15-16 Haziran 1970’teki onurlu direnişimiz, işçi sınıfının birliğinin, dayanışmasının ve mücadelesinin sembolü haline geldi. 15-16 Haziran yalnızca anılması gereken bir “tarih” değil, işçi sınıfının elini kolunu bağlama girişimine karşı bir itirazdır, sendikal hak ve özgürlükleri savunma direnişidir” şeklinde konuştu.
“YENİDEN ‘ARTIK YETER’ DEME GÜNÜDÜR”
15-16 Haziran 1970’te işçi sınıfının masaya vurup “Artık yeter!” dediğini anlatan Göksoy, “Bugün işçi sınıfı için bir kez daha “artık yeter” deme günüdür. Taleplerimizi omuz omuza yükseltme günüdür. Yüksek enflasyon ve hayat pahalılığı nedeniyle bu ülkenin işçileri başta olmak üzere geniş halk kesimleri ağır bedeller ödüyor. Çarşıdaki, pazardaki zamlar ücretleri eritiyor. Ekmeğimiz küçülüyor, faturalarımız kabarıyor. Bir yandan yoksulluk, diğer yandan servetler artıyor. İktidarın politik tercihleri adaletsizliği büyütüyor. Ülkeyi yönetenler “Türkiye büyüyor” diye övünüyor. Bizler ürettik, bizler alıştık ama o büyümeden pay alamadık. Milli gelir içinde emeğin payı son iki yılda yüzde 39’dan yüzde 31’e düştü. Sermayenin payı ise yüzde 42’den yüzde 48'e çıktı. Dar gelirliler kaybetti, ücretliler kaybetti, on milyonlarca insanımız kaybetti, bir avuç sermayedar kazandı! Yılın ilk 6 ayında resmi enflasyon yüzde 21’den 73’e tırmandı. Dar gelirlinin, asgari ücretlinin gıda enflasyonu yüzde 130’a yaklaştı. Yüksek enflasyon nedeniyle yılın ilk 5 ayında asgari ücretlinin 5 bin lirası eridi gitti. Ülkeyi yönetenler ise bu geçim sorunlarına çare üretmek yerine, rakamlarla mücadele ediyor. Hiç kimsenin inanmadığı bir enflasyon rakamı açıklayarak bizleri daha düşük ücretlere mahkûm etmek istiyorlar. Enflasyonu olduğundan düşük göstererek emeğimizi daha da ucuzlatmak istiyorlar. Bunun adı hırsızlıktır! Fakirden çalıp, zengine vermektir. Başta işçi sınıfı olmak üzere halkımız yaşam mücadelesi verirken az sayıda para ve iktidar sahibi servetlerinin, lükslerinin, ihalelerinin, karlarının, rantlarının bir kısmından bile vazgeçemiyorlar” diye konuştu.

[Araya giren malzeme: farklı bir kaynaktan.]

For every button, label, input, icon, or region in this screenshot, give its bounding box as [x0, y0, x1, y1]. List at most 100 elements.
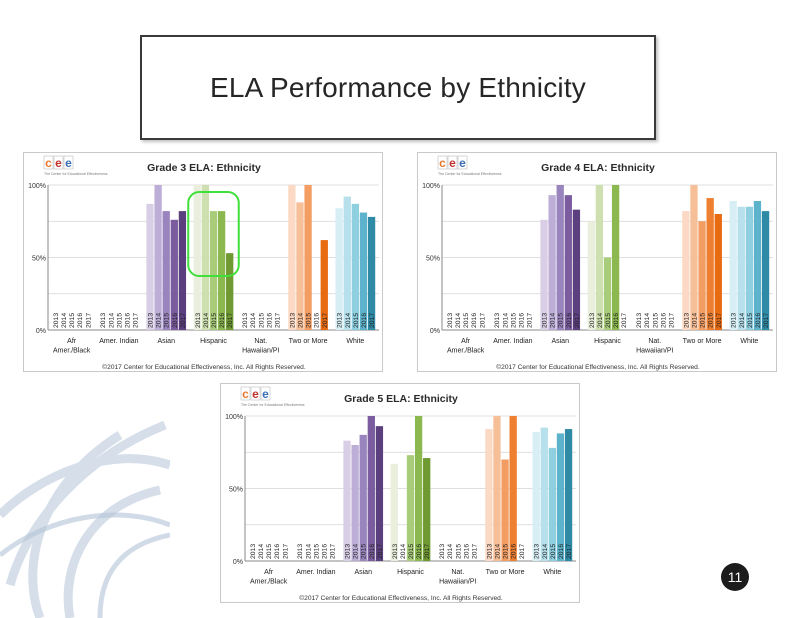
bar-hispanic-2013	[390, 463, 398, 561]
bar-hispanic-2013	[587, 221, 595, 330]
category-label: Amer. Indian	[493, 338, 532, 345]
year-label: 2015	[69, 313, 76, 328]
bar-white-2015	[351, 203, 360, 330]
year-label: 2017	[424, 544, 431, 559]
year-label: 2017	[330, 544, 337, 559]
logo-letter: c	[439, 156, 446, 170]
bar-two-or-more-2013	[682, 211, 690, 330]
year-label: 2015	[605, 313, 612, 328]
year-label: 2013	[731, 313, 738, 328]
year-label: 2017	[763, 313, 770, 328]
year-label: 2017	[377, 544, 384, 559]
year-label: 2015	[455, 544, 462, 559]
category-label: Hawaiian/PI	[439, 579, 476, 586]
bar-white-2016	[753, 200, 762, 330]
logo-tagline: The Center for Educational Effectiveness	[241, 403, 305, 407]
year-label: 2014	[550, 313, 557, 328]
year-label: 2016	[519, 313, 526, 328]
year-label: 2013	[636, 313, 643, 328]
bar-white-2014	[343, 196, 351, 330]
year-label: 2016	[219, 313, 226, 328]
year-label: 2013	[447, 313, 454, 328]
category-label: Two or More	[289, 338, 328, 345]
bar-white-2013	[335, 208, 343, 330]
year-label: 2017	[519, 544, 526, 559]
y-tick-label: 50%	[229, 487, 243, 494]
chart-title: Grade 3 ELA: Ethnicity	[147, 162, 261, 174]
bar-hispanic-2017	[226, 253, 234, 330]
year-label: 2014	[597, 313, 604, 328]
year-label: 2013	[195, 313, 202, 328]
year-label: 2016	[463, 544, 470, 559]
year-label: 2016	[566, 313, 573, 328]
year-label: 2016	[416, 544, 423, 559]
year-label: 2014	[542, 544, 549, 559]
bar-asian-2016	[170, 219, 178, 330]
year-label: 2016	[322, 544, 329, 559]
year-label: 2016	[266, 313, 273, 328]
bar-two-or-more-2013	[288, 185, 296, 330]
chart-panel-grade3: c e e The Center for Educational Effectiven…	[23, 152, 383, 372]
y-tick-label: 100%	[225, 414, 243, 421]
page-number-badge: 11	[721, 563, 749, 591]
year-label: 2014	[494, 544, 501, 559]
year-label: 2016	[274, 544, 281, 559]
bar-asian-2015	[556, 185, 564, 330]
year-label: 2016	[613, 313, 620, 328]
bar-white-2014	[737, 206, 745, 330]
bar-two-or-more-2017	[320, 240, 328, 330]
year-label: 2015	[503, 544, 510, 559]
page-number: 11	[727, 569, 743, 585]
logo-letter: e	[55, 156, 62, 170]
logo-tagline: The Center for Educational Effectiveness	[438, 172, 502, 176]
bar-two-or-more-2015	[304, 185, 312, 330]
bar-white-2016	[359, 212, 368, 330]
bar-asian-2017	[375, 426, 384, 561]
bar-hispanic-2015	[209, 211, 218, 330]
slide-title-box: ELA Performance by Ethnicity	[140, 35, 656, 140]
year-label: 2015	[747, 313, 754, 328]
logo-letter: e	[459, 156, 466, 170]
category-label: Amer. Indian	[99, 338, 138, 345]
year-label: 2014	[447, 544, 454, 559]
category-label: Nat.	[648, 338, 661, 345]
bar-asian-2017	[178, 211, 187, 330]
category-label: Hawaiian/PI	[636, 348, 673, 355]
chart-panel-grade4: c e e The Center for Educational Effectiven…	[417, 152, 777, 372]
logo-letter-box	[447, 155, 458, 170]
category-label: Amer./Black	[53, 348, 91, 355]
year-label: 2014	[739, 313, 746, 328]
category-label: Hispanic	[397, 569, 424, 576]
logo-letter: c	[45, 156, 52, 170]
y-tick-label: 0%	[233, 559, 243, 566]
year-label: 2013	[148, 313, 155, 328]
chart-footer: ©2017 Center for Educational Effectivene…	[102, 363, 306, 371]
year-label: 2015	[700, 313, 707, 328]
bar-two-or-more-2015	[698, 221, 706, 330]
y-tick-label: 0%	[430, 328, 440, 335]
bar-asian-2014	[154, 185, 162, 330]
bar-white-2013	[532, 431, 540, 561]
logo-letter-box	[260, 386, 271, 401]
year-label: 2015	[116, 313, 123, 328]
chart-grade5: c e e The Center for Educational Effectiven…	[225, 386, 576, 602]
year-label: 2013	[297, 544, 304, 559]
year-label: 2013	[250, 544, 257, 559]
year-label: 2014	[258, 544, 265, 559]
year-label: 2014	[250, 313, 257, 328]
bar-asian-2015	[359, 434, 367, 561]
year-label: 2014	[203, 313, 210, 328]
bar-white-2015	[548, 447, 557, 561]
category-label: Asian	[354, 569, 372, 576]
category-label: Afr	[461, 338, 471, 345]
logo-letter: c	[242, 387, 249, 401]
year-label: 2016	[172, 313, 179, 328]
bar-white-2015	[745, 206, 754, 330]
bar-two-or-more-2013	[485, 429, 493, 561]
bar-white-2017	[367, 216, 376, 330]
year-label: 2015	[306, 313, 313, 328]
category-label: Asian	[551, 338, 569, 345]
bar-hispanic-2016	[611, 185, 620, 330]
bar-hispanic-2016	[414, 416, 423, 561]
bar-asian-2015	[162, 211, 170, 330]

“ASGARİ ÜCRETE VERGİ PATRONLARA KIYAK”
Asgari ücretten tıkır tıkır vergi kesilirken, üç beş şirketin milyonluk vergilerinin sıfırlanarak patronlara kıyak üzerine kıyak yapıldığını anlatan Göksoy şunları söyledi: “Kur Garantili Mevduat hesabıyla bizden toplanan vergiler bir avuç zengine ve bankalara aktarılıyor. Biz geçim savaşı yürütürken bir avuç patron ve banka adına işçi sınıfına karşı sınıf savaşı şiddetleniyor. Bu durumda bizlerin, işçi sınıfının, insanca bir yaşam için, haklarımızı almamız için örgütlenmemiz gerekiyor. Bir olmamız, birlik olmamız, güçlü olmamız gerekiyor. Örgütlenmemizin, haklarımızı savunmamızın önüne çıkan engelleri omuz omuza aşmamız gerekiyor. Evet 52 yıl sonra bugün de işçi sınıfının örgütlenmesinin, sendikalı olmasının, DİSK’li olmasının ve başta grev hakkı, toplu iş sözleşmesi hakkı olmak üzere sendikal haklarını kullanmasının önündeki engeller giderek büyüyor. Sendikal barajlarla, yetki hileleri ile işçilerin sendikal haklarını kullanması engelleniyor. Sendikalı işçiler işten çıkarılıyor, işverenlerin her türlü hukuksuzluğuna göz yumuluyor. Uluslararası Sendikalar Konfederasyonu’nun Küresel Hak Endeksine göre Türkiye işçi hakları açısından en kötü 10 ülke arasında sayılıyor. Ülkeyi yönetenler grev yasaklamakla övünüyor. Uluslararası sermayeye “bu ülkede işçi hakkı yok, bu ülkede emek ucuz” diye sesleniyor. Emeğimizi uluslararası piyasalarda haraç mezat tezgaha çıkarıyor. Ancak bu böyle gitmez! Haklarımızı, yaşamlarımızı ve memleketimizi nasıl savunacağımızı tarihimizden biliyoruz. Bundan 51 yıl önce, 15-16 Haziran 1970’de ayağa kalkan işçi sınıfından dersler almamız gerekiyor.
İnsanca yaşamak için taleplerimizi omuz omuza, tek yumruk yükseltmemiz gerekiyor.”
“GREV HAKKININ ÖNÜNDEKİ ENGELLER KALDIRILMALI”
Hayat pahalılığı karşısında işçi sınıfının yaşadığı gelir kaybını telafi etmesinin en
önemli yolunun sendika ve grev hakkı olduğunu vurgulayan Göksoy taleplerini şöyle sıraladı: “Bu hakların kullanımın önündeki tüm yasal ve fiili engeller derhal kaldırılmalıdır. Başta asgari ücret olmak üzere tüm ücretler ve emekli maaşları artırılmalıdır. Elektrik, su, doğalgaz ve internet faturalarına yapılan zamlar geri alınmalı, temel tüketim mal ve hizmetleri vergi ve kesintiden muaf tutulmalıdır. Tüm fiyatları doğrudan etkileyen akaryakıt üzerindeki vergi yükü düşürülmelidir. Enflasyon karşısında eriyen ücretler üzerindeki vergi yükü azaltılmalıdır. Kâr ve faiz gelirlerinin vergilendirildiği, çok kazananın çok vergi verdiği adil bir vergi politikası benimsenmelidir. Yoksulluğu yenmek için güvenceli istihdam şarttır! Bugün başta belediyeler olmak üzere birçok iş kolunda çeşitli isimler altında devam eden tüm güvencesiz istihdam biçimlerine son verilmelidir. Kadrolu, güvenceli bir iş herkesin hakkıdır, belediye şirket işçilerine kadro verilmelidir.”.